Yüksek teknolojiye dayanan global bir kapitalizmin egemen olduğu ve çöken örneklerinin ardından sosyalizmin bir döneminin de geride kaldığı günümüzde Marx'a ve Marksizme nasıl yaklaşmak gerekir? Üretimde robotların insanların yerini aldığı dijital ağ sistemlerinin sadece iletişimi değil tüm bir yaşam tarzını değiştirmekte olduğu bioteknoloji ve genetikte gerçekleştirilen atılımlara insanlığın yeryüzü serüveninin yakın gelecekte hayal edilemeyecek noktalara gelebileceği koşullarda Marksizmi nasıl yorumlamak sınıf mücadelesini nasıl kavramak gerekir?
Marksizmin 'artık öldüğü'ne ilişkin o basit iddiaya hemen aynı basitlikle 'ölmedi dimdik ayakta' diye yanıt vermenin yetersizliğinin farkında olanlar var tabii. Kanada'da University of Western Ontario'da profesör olan Nick Dyer-Witheford de bunlardan biri ve bugünün dünyasında Marx'ı ve Marksizmi yeniden anlamaya ve anlamlandırmaya çalışıyor.

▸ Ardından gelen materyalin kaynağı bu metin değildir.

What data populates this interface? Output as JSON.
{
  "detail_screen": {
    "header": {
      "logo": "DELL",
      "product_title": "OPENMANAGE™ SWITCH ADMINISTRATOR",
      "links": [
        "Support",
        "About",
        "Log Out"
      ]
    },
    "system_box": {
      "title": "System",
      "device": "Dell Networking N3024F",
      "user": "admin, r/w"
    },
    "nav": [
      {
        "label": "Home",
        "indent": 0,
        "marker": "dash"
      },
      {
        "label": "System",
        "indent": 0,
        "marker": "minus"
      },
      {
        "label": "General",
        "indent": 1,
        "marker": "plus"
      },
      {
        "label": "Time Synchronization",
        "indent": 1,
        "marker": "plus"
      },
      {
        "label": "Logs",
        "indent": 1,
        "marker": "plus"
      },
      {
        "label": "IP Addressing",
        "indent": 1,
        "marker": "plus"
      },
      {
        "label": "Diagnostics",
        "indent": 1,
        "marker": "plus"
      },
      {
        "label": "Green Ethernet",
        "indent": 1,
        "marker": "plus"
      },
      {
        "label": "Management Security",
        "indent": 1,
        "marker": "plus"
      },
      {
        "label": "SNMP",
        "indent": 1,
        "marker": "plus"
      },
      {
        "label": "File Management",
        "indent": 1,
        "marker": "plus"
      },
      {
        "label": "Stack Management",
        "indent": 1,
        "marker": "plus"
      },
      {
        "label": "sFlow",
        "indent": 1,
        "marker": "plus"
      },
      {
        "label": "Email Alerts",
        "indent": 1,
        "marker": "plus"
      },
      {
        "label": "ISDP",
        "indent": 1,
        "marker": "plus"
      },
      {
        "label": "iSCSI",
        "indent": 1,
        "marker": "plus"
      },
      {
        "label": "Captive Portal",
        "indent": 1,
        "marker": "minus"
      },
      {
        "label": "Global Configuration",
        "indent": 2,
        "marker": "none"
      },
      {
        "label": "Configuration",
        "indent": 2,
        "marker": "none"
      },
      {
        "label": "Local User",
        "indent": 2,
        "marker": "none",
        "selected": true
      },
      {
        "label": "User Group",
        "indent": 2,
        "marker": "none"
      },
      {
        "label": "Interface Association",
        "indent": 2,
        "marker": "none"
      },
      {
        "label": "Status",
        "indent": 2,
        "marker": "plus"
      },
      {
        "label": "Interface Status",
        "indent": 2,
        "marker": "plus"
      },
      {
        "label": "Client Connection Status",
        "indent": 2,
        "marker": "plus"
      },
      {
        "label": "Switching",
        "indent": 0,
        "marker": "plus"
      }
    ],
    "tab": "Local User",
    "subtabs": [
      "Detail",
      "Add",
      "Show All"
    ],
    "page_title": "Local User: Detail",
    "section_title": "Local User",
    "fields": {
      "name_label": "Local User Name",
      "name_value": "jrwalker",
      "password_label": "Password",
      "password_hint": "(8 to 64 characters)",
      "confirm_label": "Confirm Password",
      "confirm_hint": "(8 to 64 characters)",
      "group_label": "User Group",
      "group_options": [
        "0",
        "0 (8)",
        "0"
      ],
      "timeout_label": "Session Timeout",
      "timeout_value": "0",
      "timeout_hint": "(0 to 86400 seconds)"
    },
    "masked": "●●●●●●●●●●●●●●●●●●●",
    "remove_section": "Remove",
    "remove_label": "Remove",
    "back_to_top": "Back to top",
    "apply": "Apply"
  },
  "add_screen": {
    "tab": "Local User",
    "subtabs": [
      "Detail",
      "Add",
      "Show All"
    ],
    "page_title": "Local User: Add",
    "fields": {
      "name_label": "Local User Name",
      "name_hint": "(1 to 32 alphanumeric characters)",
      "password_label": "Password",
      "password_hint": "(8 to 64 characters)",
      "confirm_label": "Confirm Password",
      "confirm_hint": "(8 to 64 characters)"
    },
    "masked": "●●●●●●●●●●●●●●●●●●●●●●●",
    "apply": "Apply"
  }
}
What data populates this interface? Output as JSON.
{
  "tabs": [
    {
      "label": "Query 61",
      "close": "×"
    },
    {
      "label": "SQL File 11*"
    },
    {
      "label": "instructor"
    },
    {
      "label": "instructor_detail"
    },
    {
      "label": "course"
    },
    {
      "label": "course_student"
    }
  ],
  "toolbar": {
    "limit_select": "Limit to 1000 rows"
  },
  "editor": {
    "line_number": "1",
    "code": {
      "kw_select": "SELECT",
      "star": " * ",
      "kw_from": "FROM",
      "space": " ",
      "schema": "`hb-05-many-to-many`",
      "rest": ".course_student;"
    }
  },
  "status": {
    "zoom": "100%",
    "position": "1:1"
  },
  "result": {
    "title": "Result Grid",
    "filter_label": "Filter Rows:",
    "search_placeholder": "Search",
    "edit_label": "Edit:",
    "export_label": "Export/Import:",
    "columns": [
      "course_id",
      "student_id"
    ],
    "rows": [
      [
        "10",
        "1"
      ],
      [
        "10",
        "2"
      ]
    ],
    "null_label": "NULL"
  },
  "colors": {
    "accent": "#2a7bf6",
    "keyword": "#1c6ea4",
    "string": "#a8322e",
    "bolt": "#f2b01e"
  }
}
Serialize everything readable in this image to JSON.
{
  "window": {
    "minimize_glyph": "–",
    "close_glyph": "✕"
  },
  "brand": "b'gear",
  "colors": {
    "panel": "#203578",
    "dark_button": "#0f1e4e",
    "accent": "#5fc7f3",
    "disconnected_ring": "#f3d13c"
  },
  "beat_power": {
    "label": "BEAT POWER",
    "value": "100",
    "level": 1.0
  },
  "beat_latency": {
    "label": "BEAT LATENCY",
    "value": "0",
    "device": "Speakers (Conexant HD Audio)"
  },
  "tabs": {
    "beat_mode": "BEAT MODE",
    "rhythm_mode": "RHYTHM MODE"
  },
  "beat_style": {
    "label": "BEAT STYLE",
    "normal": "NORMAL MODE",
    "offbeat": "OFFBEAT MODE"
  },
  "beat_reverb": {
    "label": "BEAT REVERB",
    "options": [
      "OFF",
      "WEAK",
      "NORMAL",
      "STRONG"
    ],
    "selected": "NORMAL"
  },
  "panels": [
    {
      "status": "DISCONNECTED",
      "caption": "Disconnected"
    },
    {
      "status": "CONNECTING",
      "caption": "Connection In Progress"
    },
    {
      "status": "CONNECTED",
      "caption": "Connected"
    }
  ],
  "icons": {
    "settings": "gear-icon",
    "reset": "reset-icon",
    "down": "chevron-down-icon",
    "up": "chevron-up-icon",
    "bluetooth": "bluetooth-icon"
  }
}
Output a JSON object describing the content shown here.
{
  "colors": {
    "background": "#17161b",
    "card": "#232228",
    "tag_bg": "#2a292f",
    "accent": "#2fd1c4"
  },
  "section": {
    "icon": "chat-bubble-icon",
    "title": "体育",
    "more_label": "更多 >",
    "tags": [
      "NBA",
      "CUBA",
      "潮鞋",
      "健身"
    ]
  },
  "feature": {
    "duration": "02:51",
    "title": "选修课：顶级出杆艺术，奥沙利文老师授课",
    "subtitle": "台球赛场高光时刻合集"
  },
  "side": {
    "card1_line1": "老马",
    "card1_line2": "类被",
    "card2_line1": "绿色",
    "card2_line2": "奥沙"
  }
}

Antonio Negri Michael Hardt Paolo Virno gibi İtalyan otonomcu Marksistlerle birlikte post-Fordist dönemde global kapitalizmin ve emeğin sorunlarını tartışan Nick Dyer-Witheford dünya pazarının genişlemesi ve 'öteki küreselleşme' dediği şeye gitgide bağlanan muhalefet hareketleri üzerinde yoğunlaşıyor. Ve en önemlisi de şu soruya yanıt arıyor: Bütün bu olanaklar ve yüksek teknoloji daha iyi bir geleceğin inşa edilmesi için nasıl kullanılabilir? Marx'ın bir gün gelecek sermaye 'toplumsal ve bilimsel bilgi' aracılığıyla 'genel akıl' ile egemen olacak dediğini hatırlatan Nick Dyer-Witheford sınıfsız toplum için mücadele eden emeğin bu silahı kendi ellerine almasının yollarını tartışıyor.